Why Florida Should Be the Favorite in the 2025 NCAA Tournament

Florida head coach Todd Golden cutting down the net after winning the 2025 SEC Tournament, March. 16, Nashville, TN. Andy Lyons (Getty Images)

Florida basketball is back. They aren’t just back to being relevant or ranked, the Gators are a dominant force capable of humiliating the best teams in college basketball.

Head coach Todd Golden has brought a new level of competition, development, and winning to a program that has been nationally irrelevant for the last decade.

For the first time in program history, Florida finished the regular season with the nation’s most efficient offense and won five games against current AP top-10 opponents (#4 Auburn, #7 Alabama twice, and #6 Tennessee twice).

In these wins, the Gators’ average margin of victory was 15 points.

They also won the 2025 SEC Tournament for the first time since 2014, Billy Donovan’s last Final Four season with Florida. The road wasn’t easy as the Gators took down #23 Missouri, #7 Alabama, and #6 Tennessee on their way to cutting down the nets in Nashville.

Walter Clayton Jr. was the player of the tournament, averaging 20.7 points and 4.7 assists while shooting 50% from three-point land. Days later, he became the first player in program history to be named a First-Team All-American and did so unanimously. His two seasons have been a revelation and he’ll go down as a Gators basketball legend.

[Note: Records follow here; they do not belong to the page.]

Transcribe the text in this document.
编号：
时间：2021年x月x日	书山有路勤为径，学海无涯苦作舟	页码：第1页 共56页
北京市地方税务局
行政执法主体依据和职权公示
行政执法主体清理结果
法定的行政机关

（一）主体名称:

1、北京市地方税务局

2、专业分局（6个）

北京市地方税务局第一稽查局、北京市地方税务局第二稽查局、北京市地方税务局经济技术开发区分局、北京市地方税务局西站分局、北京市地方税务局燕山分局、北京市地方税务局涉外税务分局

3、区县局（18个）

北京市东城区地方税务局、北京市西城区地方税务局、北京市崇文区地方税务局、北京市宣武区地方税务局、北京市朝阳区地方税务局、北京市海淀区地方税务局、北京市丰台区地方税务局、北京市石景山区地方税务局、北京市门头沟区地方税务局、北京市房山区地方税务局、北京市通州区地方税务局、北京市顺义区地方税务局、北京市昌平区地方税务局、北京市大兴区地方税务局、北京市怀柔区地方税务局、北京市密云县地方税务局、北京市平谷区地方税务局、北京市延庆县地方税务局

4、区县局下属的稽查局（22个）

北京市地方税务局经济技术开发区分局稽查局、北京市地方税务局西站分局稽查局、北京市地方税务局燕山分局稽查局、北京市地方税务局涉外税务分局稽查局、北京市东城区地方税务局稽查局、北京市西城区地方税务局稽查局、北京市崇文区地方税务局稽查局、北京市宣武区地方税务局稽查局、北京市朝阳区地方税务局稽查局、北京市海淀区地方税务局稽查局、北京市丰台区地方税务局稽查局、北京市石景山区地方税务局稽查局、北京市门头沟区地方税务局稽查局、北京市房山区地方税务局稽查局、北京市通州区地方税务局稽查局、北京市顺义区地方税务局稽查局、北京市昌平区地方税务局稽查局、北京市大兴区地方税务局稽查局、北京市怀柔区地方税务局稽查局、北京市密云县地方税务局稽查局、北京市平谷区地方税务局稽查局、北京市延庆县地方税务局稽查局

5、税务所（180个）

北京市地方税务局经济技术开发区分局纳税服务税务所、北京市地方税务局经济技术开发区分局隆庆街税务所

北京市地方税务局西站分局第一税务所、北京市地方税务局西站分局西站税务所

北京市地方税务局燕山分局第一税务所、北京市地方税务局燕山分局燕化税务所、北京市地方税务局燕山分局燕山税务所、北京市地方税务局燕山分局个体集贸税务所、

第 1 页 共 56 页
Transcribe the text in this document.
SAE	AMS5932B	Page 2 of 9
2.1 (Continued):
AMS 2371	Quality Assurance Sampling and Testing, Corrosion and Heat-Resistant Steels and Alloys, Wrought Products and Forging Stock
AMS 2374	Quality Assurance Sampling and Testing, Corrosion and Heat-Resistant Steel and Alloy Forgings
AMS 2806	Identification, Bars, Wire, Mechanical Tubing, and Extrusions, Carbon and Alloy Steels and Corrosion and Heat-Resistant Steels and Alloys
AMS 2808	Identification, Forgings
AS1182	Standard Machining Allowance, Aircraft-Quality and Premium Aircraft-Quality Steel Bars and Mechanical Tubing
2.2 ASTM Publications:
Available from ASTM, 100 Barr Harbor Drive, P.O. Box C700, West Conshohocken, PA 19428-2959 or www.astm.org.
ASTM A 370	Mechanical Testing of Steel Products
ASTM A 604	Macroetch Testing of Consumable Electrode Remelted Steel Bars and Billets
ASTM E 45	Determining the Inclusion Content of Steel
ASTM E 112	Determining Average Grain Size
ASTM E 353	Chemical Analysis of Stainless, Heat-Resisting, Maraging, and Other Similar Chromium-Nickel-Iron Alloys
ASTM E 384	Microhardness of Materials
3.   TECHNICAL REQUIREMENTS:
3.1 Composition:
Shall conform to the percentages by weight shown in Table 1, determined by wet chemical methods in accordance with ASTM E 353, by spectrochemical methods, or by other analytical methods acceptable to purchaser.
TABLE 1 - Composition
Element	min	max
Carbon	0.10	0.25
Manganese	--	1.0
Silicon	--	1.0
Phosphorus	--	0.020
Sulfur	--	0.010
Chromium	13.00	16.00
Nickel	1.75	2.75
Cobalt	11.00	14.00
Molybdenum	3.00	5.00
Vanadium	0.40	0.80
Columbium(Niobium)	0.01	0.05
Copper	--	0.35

Florida should be the favorite coming into this year’s NCAA Tournament because they are the hottest team in college hoops. Since March began, Florida has been the most efficient team in the country, going 6-0 and smashing five ranked teams.

In a year where 14 SEC teams made the NCAA Tournament, Florida won the conference tournament easily, never trailing in the 2nd half of any of their games.

It’s simple; the Gator boys are hot.

Florida’s guards have been exceptional this month. Walter Clayton Jr. is averaging 19.5 points, Will Richard is averaging 15.5 points, and Alijah Martin is averaging 13.3 points. Florida’s frontcourt has also outrebounded every team they’ve faced.

The Gators can handle anyone, and Evan Miya’s Opponent Strength Adjustment rankings back this up. The metric measures a team’s efficiency against the nation’s top teams, and Florida leads the list.

The win-or-go-home format of the NCAA Tournament bodes well for the Gators since they’ve been at their best in the biggest games.

Only three teams have entered the NCAA Tournament with a +36.00 net rating on KenPom since 2000, and all three made the Final Four. Florida finished the year at +36.17, its best net rating since the database was invented.

There are no holes in this team. Florida has the best offense, a top-10 defense, a top-8 rebounding rate, and a roster that has ten players that can legitimately contribute in the NCAA Tournament.

Florida’s starting lineup is one of the highest-rated in college basketball, but the true danger that the Gators pose is their depth.

For reference, Thomas Haugh is the 6th most valuable player in all of college hoops according to Evan Miya, and he comes off the bench for this Gators team.

Denzel Aberdeen is another bench player who continues to play at a high level when called upon, hitting Florida’s biggest shot of the SEC Tournament at the end of the first half against Tennessee to stretch the Gators’ halftime lead from six to nine. He also averaged 17.3 points per game as a starter when Alijah Martin was injured in February.

What makes it even more fun to root for this team is that every member of the roster has been undervalued. Florida is the first one-seed ever without a top-100 high school recruit.

For a 30-win team that’s been this dominant, this statistic is unfathomable. It shows the massive chip on every player’s shoulder to get to Florida and make a name for themselves.

There’s a reason Florida is the 2nd betting favorite to win the tournament behind Duke. They’ve proved to be unflappable in March with only one game (a 9-point SEC Tournament championship win over Tennessee) being decided by single digits.

Golden’s group is primed to win six games in a row. They are elite against the best, battle-tested in the strongest conference, and ready to bring home the program’s third national championship.